The command will create a folder under /data_CMS/cms/${USER}/HHresonant_hist/<tag>/
in which the histograms (in ROOT format), logs and copies of used configuration files are stored. To alter the output folder use the --outdir
option. If no errors are present all the logs will end with:
@@ ... saving completed, closing output file
... exiting
Each job produces a ROOT file containing histograms that must be merged (see next step).
To check if the jobs are still running or if they are done or if they broke for some reason launch one of the following:
condor_q # built-in solution, see manual
/opt/exp_soft/cms/t3/t3stat # wrapper at LLR
/opt/exp_soft/cms/t3/t3stat -q # gives only the queue
this will give a live output of the machine carrying out the jobs. Statuses: R==running, Q==quitted. When a job is quitted it means that something went wrong and the job was aborted and is essentially dead at the moment. we can close it by running:
condor_rm <code_name_of_job> # cancel signal job
condor_rm -name llrt3condor <username> # cancels all jobs under username
python scripts/combineFillerOutputs.py --dir <output_folder>
# rm outPlotter_*.root
where ‘–dir’ should be the folder where the previous step stored the output ROOT files.
This will merge all the outPlotter_*.root
files in a single one and then the python script creates the analyzedOutPlotter.root
file in which the histograms have been analysed for the post-production of the plots.
To make the final plots we have to use makeFinalPlots.sh
In makeFinalPlots.sh
we have to specify:
- the plotter we want to use (e.g.
makeFinalPlots_UL2018.py
) - the channel we are considering and we want to plot
- the region we are considering
- the kind of selection we are using [i.e. baseline, s1b1jresolved, s2b0jresolved, sboostedLL]
- call the plotter with all the correct specs for its config (the variables to be plotted must match the variables that were specified in the
mainCfg_*.cfg
and that were produced)
In the makeFinalPlots.py
we have to be careful and take care of:
- the lists of the names of bkg and sgn histos to be matched with the names of the hosts inside the analyzedOutPlotter.root file → these are to be matched with the names in the lists of sgn and bkg in the mainCfg_*.cfg file (pay particular attention to the ‘others’ bkg because I have created a specific list for them)
- the
getHistos()
andretrieveHistos()
functions because we must ensure that they look for the right names in the right lists (pay particular attention to the ‘others’ bkg because I have created a specific list for them)

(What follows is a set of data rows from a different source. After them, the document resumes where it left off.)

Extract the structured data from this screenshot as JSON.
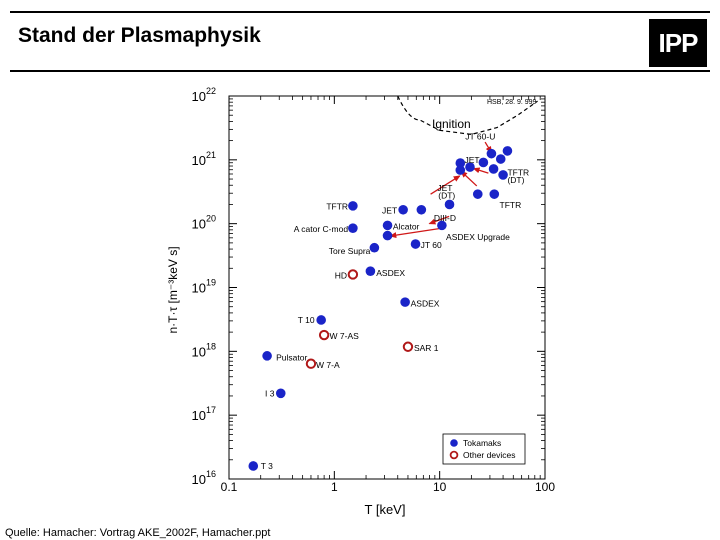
{
  "slide": {
    "title": "Stand der Plasmaphysik",
    "logo_text": "IPP",
    "footer": "Quelle: Hamacher: Vortrag AKE_2002F, Hamacher.ppt"
  },
  "colors": {
    "tokamak": "#1a24c8",
    "other": "#b01818",
    "arrow": "#d01818"
  },
  "chart_data": {
    "type": "scatter",
    "title": "",
    "xlabel": "T [keV]",
    "ylabel": "n·T·τ  [m⁻³keV s]",
    "xscale": "log",
    "yscale": "log",
    "xlim": [
      0.1,
      100
    ],
    "ylim": [
      1e+16,
      1e+22
    ],
    "x_ticks": [
      "0.1",
      "1",
      "10",
      "100"
    ],
    "y_ticks": [
      {
        "mant": "10",
        "exp": "16"
      },
      {
        "mant": "10",
        "exp": "17"
      },
      {
        "mant": "10",
        "exp": "18"
      },
      {
        "mant": "10",
        "exp": "19"
      },
      {
        "mant": "10",
        "exp": "20"
      },
      {
        "mant": "10",
        "exp": "21"
      },
      {
        "mant": "10",
        "exp": "22"
      }
    ],
    "stamp": "HSB, 28. 9.   999",
    "ignition_label": "Ignition",
    "series": [
      {
        "name": "Tokamaks",
        "points": [
          {
            "x": 0.17,
            "y": 1.6e+16
          },
          {
            "x": 0.31,
            "y": 2.2e+17
          },
          {
            "x": 0.23,
            "y": 8.5e+17
          },
          {
            "x": 0.75,
            "y": 3.1e+18
          },
          {
            "x": 4.7,
            "y": 5.9e+18
          },
          {
            "x": 2.2,
            "y": 1.8e+19
          },
          {
            "x": 2.4,
            "y": 4.2e+19
          },
          {
            "x": 3.2,
            "y": 6.5e+19
          },
          {
            "x": 5.9,
            "y": 4.8e+19
          },
          {
            "x": 1.5,
            "y": 8.5e+19
          },
          {
            "x": 3.2,
            "y": 9.4e+19
          },
          {
            "x": 10.5,
            "y": 9.4e+19
          },
          {
            "x": 1.5,
            "y": 1.9e+20
          },
          {
            "x": 4.5,
            "y": 1.65e+20
          },
          {
            "x": 6.7,
            "y": 1.65e+20
          },
          {
            "x": 12.4,
            "y": 2e+20
          },
          {
            "x": 23.0,
            "y": 2.9e+20
          },
          {
            "x": 33.0,
            "y": 2.9e+20
          },
          {
            "x": 15.7,
            "y": 6.9e+20
          },
          {
            "x": 15.7,
            "y": 8.9e+20
          },
          {
            "x": 19.4,
            "y": 7.7e+20
          },
          {
            "x": 26.0,
            "y": 9.1e+20
          },
          {
            "x": 32.5,
            "y": 7.2e+20
          },
          {
            "x": 40.0,
            "y": 5.8e+20
          },
          {
            "x": 38.0,
            "y": 1.03e+21
          },
          {
            "x": 44.0,
            "y": 1.38e+21
          },
          {
            "x": 31.0,
            "y": 1.25e+21
          }
        ]
      },
      {
        "name": "Other devices",
        "points": [
          {
            "x": 1.5,
            "y": 1.6e+19
          },
          {
            "x": 0.8,
            "y": 1.8e+18
          },
          {
            "x": 0.6,
            "y": 6.4e+17
          },
          {
            "x": 5.0,
            "y": 1.18e+18
          }
        ]
      }
    ],
    "labels": [
      {
        "text": "T 3",
        "x": 0.2,
        "y": 1.6e+16,
        "anchor": "start"
      },
      {
        "text": "I 3",
        "x": 0.27,
        "y": 2.2e+17,
        "anchor": "end"
      },
      {
        "text": "Pulsator",
        "x": 0.28,
        "y": 8e+17,
        "anchor": "start"
      },
      {
        "text": "W 7-A",
        "x": 0.67,
        "y": 6.1e+17,
        "anchor": "start"
      },
      {
        "text": "T 10",
        "x": 0.65,
        "y": 3.1e+18,
        "anchor": "end"
      },
      {
        "text": "W 7-AS",
        "x": 0.9,
        "y": 1.75e+18,
        "anchor": "start"
      },
      {
        "text": "SAR 1",
        "x": 5.7,
        "y": 1.12e+18,
        "anchor": "start"
      },
      {
        "text": "ASDEX",
        "x": 5.3,
        "y": 5.6e+18,
        "anchor": "start"
      },
      {
        "text": "HD",
        "x": 1.32,
        "y": 1.55e+19,
        "anchor": "end"
      },
      {
        "text": "ASDEX",
        "x": 2.5,
        "y": 1.7e+19,
        "anchor": "start"
      },
      {
        "text": "Tore Supra",
        "x": 2.2,
        "y": 3.7e+19,
        "anchor": "end"
      },
      {
        "text": "JT 60",
        "x": 6.6,
        "y": 4.6e+19,
        "anchor": "start"
      },
      {
        "text": "A cator C-mod",
        "x": 1.35,
        "y": 8.2e+19,
        "anchor": "end"
      },
      {
        "text": "Alcator",
        "x": 3.6,
        "y": 9e+19,
        "anchor": "start"
      },
      {
        "text": "ASDEX Upgrade",
        "x": 11.5,
        "y": 6.2e+19,
        "anchor": "start"
      },
      {
        "text": "DIII-D",
        "x": 8.8,
        "y": 1.22e+20,
        "anchor": "start"
      },
      {
        "text": "TFTR",
        "x": 1.35,
        "y": 1.85e+20,
        "anchor": "end"
      },
      {
        "text": "JET",
        "x": 3.95,
        "y": 1.6e+20,
        "anchor": "end"
      },
      {
        "text": "TFTR",
        "x": 37.0,
        "y": 1.95e+20,
        "anchor": "start"
      },
      {
        "text": "JET",
        "x": 9.5,
        "y": 3.6e+20,
        "anchor": "start"
      },
      {
        "text": "(DT)",
        "x": 9.7,
        "y": 2.75e+20,
        "anchor": "start"
      },
      {
        "text": "TFTR",
        "x": 44.0,
        "y": 6.3e+20,
        "anchor": "start"
      },
      {
        "text": "(DT)",
        "x": 44.0,
        "y": 4.8e+20,
        "anchor": "start"
      },
      {
        "text": "JET",
        "x": 17.2,
        "y": 1e+21,
        "anchor": "start"
      },
      {
        "text": "JT 60-U",
        "x": 17.5,
        "y": 2.3e+21,
        "anchor": "start"
      }
    ],
    "arrows": [
      {
        "from": {
          "x": 11.0,
          "y": 8.6e+19
        },
        "to": {
          "x": 3.4,
          "y": 6.4e+19
        }
      },
      {
        "from": {
          "x": 12.3,
          "y": 1.3e+20
        },
        "to": {
          "x": 8.0,
          "y": 1e+20
        }
      },
      {
        "from": {
          "x": 8.2,
          "y": 2.9e+20
        },
        "to": {
          "x": 15.5,
          "y": 5.6e+20
        }
      },
      {
        "from": {
          "x": 22.5,
          "y": 3.9e+20
        },
        "to": {
          "x": 16.0,
          "y": 6.6e+20
        }
      },
      {
        "from": {
          "x": 29.0,
          "y": 6.2e+20
        },
        "to": {
          "x": 21.0,
          "y": 7.3e+20
        }
      },
      {
        "from": {
          "x": 27.0,
          "y": 1.9e+21
        },
        "to": {
          "x": 31.0,
          "y": 1.3e+21
        }
      }
    ],
    "ignition_curve": [
      {
        "x": 4.0,
        "y": 1e+22
      },
      {
        "x": 6.5,
        "y": 4.2e+21
      },
      {
        "x": 10.0,
        "y": 2.9e+21
      },
      {
        "x": 20.0,
        "y": 2.5e+21
      },
      {
        "x": 35.0,
        "y": 3.2e+21
      },
      {
        "x": 55.0,
        "y": 5e+21
      },
      {
        "x": 85.0,
        "y": 8.3e+21
      }
    ],
    "legend": {
      "position": "bottom-right",
      "entries": [
        "Tokamaks",
        "Other devices"
      ]
    }
  }
}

For both of them check that the directories in which we are going to save are correct and are matching:
- in .sh is the line calling the plotter
- in .py is the one where we save the file (last lines)
Launch: source scripts/makeFinalPlots.sh
and enjoy the final plots.
The limit extraction is obtained via a maximum likelihood fit on the hosts produced at the step #6. The most up to date limit extraction is done with the code in the folder limits. For this the documentation is the one on the Combine webpage.